С 1503 крестьянин мог выйти исключительно с разрешения господина — это, фактически, год введения крепостного права в Польше. С 1543 крестьяне окончательно прикреплены к земле и пану — на основах частноправовых. Работа на барщине (панщине) увеличивается, доходит до 5–6 дней в неделю.[2] В конце концов, многие господа отнимают наделы у своих крестьян и выдают им за постоянную работу в своем хозяйстве «месячину», своего рода концлагерную пайку. Невыход на работу, как и в концлагере, карается смертью. «Народ жалок и угнетен тяжелым рабством, — пишет о Польше имперский посол Герберштейн. — Ибо, если кто в сопровождении толпы слуг входит в жилище поселянина, то ему можно безнаказанно творить все, что угодно, грабить и избивать». «Если шляхтич убьет хлопа, то говорит, что убил собаку, ибо шляхта считает кметов за собак», — свидетельствует писатель 16 в. Анджей Моджевский на хорошем латинском языке.[3]
И это ли «нация свободных людей», как пишут в польских книгах по истории, а вслед за тем повторяют наши историки и энциклопедии по всему миру? Это ли образец для подражания, которым надо шпынять «авторитарную» Москву?
Вместе с укреплением власти над крестьянами, шляхта все более стесняет развитие других общественных сил.
Пётрковский статут и привилея короля Александра дают шляхте право на беспошлинный вывоз сельскохозяйственной продукции. Шляхта начинает самостоятельно выступать на внешнем рынке, продавая ганзейцам и прочим европейским купцам сырье, покупая у них предметы роскоши. Она получает и исключительное право на производство и продажу спиртных напитков, чем пользуется для спаивания своих холопов. Мещанам (городским буржуа) запрещено покупать у шляхты землю, а вскоре они вынуждены отдать свои участки вне городов. Сейм 1565 г. воспрещает польским мещанам вывоз товаров за границу, зато предоставляет чужеземным купцам беспошлинный ввоз. В результате таких «новаций» начинается длительный упадок польских городов.
Экономически над Польшей и Литвой господствуют ганзейские города на Балтике (Любек, Штеттин, Данциг, Рига); иноземные торговые корпорации оперируют на всех транспортных коммуникациях — Одре, Висле, Немане, Западной Двине, контролируя товарные и финансовые потоки.
Польское хозяйство окончательно приобретает характер сырьевого придатка бурно растущего западно-европейского рынка — это требует постоянных захватов земель и крепостных душ.
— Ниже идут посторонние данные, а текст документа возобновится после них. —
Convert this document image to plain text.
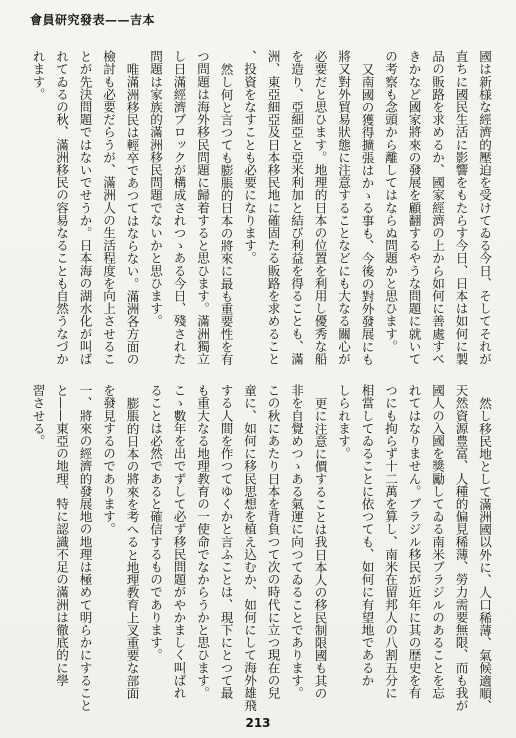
會員研究發表——吉本
國は新様な經濟的壓迫を受けてゐる今日、そしてそれが
直ちに國民生活に影響をもたらす今日、日本は如何に製
品の販路を求めるか、國家經濟の上から如何に善處すべ
きかなど國家將來の發展を顧翻するやうな問題に就いて
の考察も念頭から離してはならぬ問題かと思ひます。
又南國の獲得擴張はかゝる事も、今後の對外發展にも
將又對外貿易狀態に注意することなどにも大なる關心が
必要だと思ひます。地理的日本の位置を利用し優秀な船
を造り、亞細亞と亞米利加と結び利益を得ることも、滿
洲、東亞細亞及日本移民地に確固たる販路を求めること
、投資をなすことも必要になります。
然し何と言つても膨脹的日本の將來に最も重要性を有
つ問題は海外移民問題に歸着すると思ひます。滿洲獨立
し日滿經濟ブロックが構成されつゝある今日、殘された
問題は家族的滿洲移民問題でないかと思ひます。
唯滿洲移民は輕卒であつてはならない。滿洲各方面の
檢討も必要だらうが、滿洲人の生活程度を向上させるこ
とが先決問題ではないでせうか。日本海の湖水化が叫ば
れてゐるの秋、滿洲移民の容易なることも自然うなづか
れます。
然し移民地として滿洲國以外に、人口稀薄、氣候適順、
天然資源豊富、人種的偏見稀薄、勞力需要無限、而も我が
國人の入國を獎勵してゐる南米ブラジルのあることを忘
れてはなりません。ブラジル移民が近年に其の歴史を有
つにも拘らず十二萬を算し、南米在留邦人の八割五分に
相當してゐることに依つても、如何に有望地であるか
しられます。
更に注意に價することは我日本人の移民制限國も其の
非を自覺めつゝある氣運に向つてゐることであります。
この秋にあたり日本を背負つて次の時代に立つ現在の兒
童に、如何に移民思想を植え込むか、如何にして海外雄飛
する人間を作つてゆくかと言ふことは、現下にとつて最
も重大なる地理教育の一使命でなからうかと思ひます。
こゝ數年を出でずして必ず移民問題がやかましく叫ばれ
ることは必然であると確信するものであります。
膨脹的日本の將來を考へると地理教育上叉重要な部面
を發見するのであります。
一、將來の經濟的發展地の地理は極めて明らかにすること
と——東亞の地理、特に認識不足の滿洲は徹底的に學
習させる。
213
А дела на на юге, севере и западе у поляков идут всё хуже. Габсбурги вытесняют польскую корону из Дунайского бассейна. Власть Польши над Пруссией становится практически номинальной. Турки забирают Молдавию, прежде вассальную Польше, отнимают у нее выход к Черному Морю.
Нарастает конфликт между мелкопоместной шляхтой, все более зависимой от ростовщического капитала и страдающей от татарских набегов, и крупными землевладельцами-магнатами. Это содействует распространению в Польше реформационных учений — лютеранства, кальвинизма, социнианства, приходящих из Прусии. К середине 16 в. Польша стоит на пороге религиозной войны, похожей на ту, что терзала Францию, поэтому верховная власть и католическая церковь пытаются сплотить обе слоя знати, направив их интересы на Восток.
Люблинская Уния 1569 была польским ответом русскому простонародью Литвы. О том, что литовско-русское простонародье было на стороне московского «тирана васильевича» свидетельствуют и западно-европейские наблюдатели. В частности отец-иезуит Антонио Поссевино сообщает по результатам своей миссии в Речь Посполиту: «найдено, что жители этих областей (Западная Русь), по приверженности к своим единоверцам-москалям, публично молятся о даровании им победы над поляками».[4]
В результате Люблинской унии, те русские земли, которые находились в составе Литвы были переданы польской короне — Волынь, Подлясье, Гродненщина, Киевщина, остаток Подолии, чернигово-северские земли. Как пишет С. Соловьев: «Соединение последовало явно в ущерб Литве, которая должна была уступить Польше Подляхию, Волынь и княжество Киевское». Собственно и Унией называть этот был аншлюс неправомочно. Литва, как большое и самостоятельное европейское государство, самоликвидировалась. Литовская знать продала родину в обмен на западные гарантии сохранения ее материального и социального статуса.
Уния 1569 г. несла тяжелые последствия для положения западнорусского крестьянства и православной церкви, для культуры и языка Западной Руси.
Польское иго на Западной Руси почти столько же, сколько османское иго на Балканах, сопровождалось не меньшими усилиями по изменению религиозной, культурной и национальной идентичности покоренного населения.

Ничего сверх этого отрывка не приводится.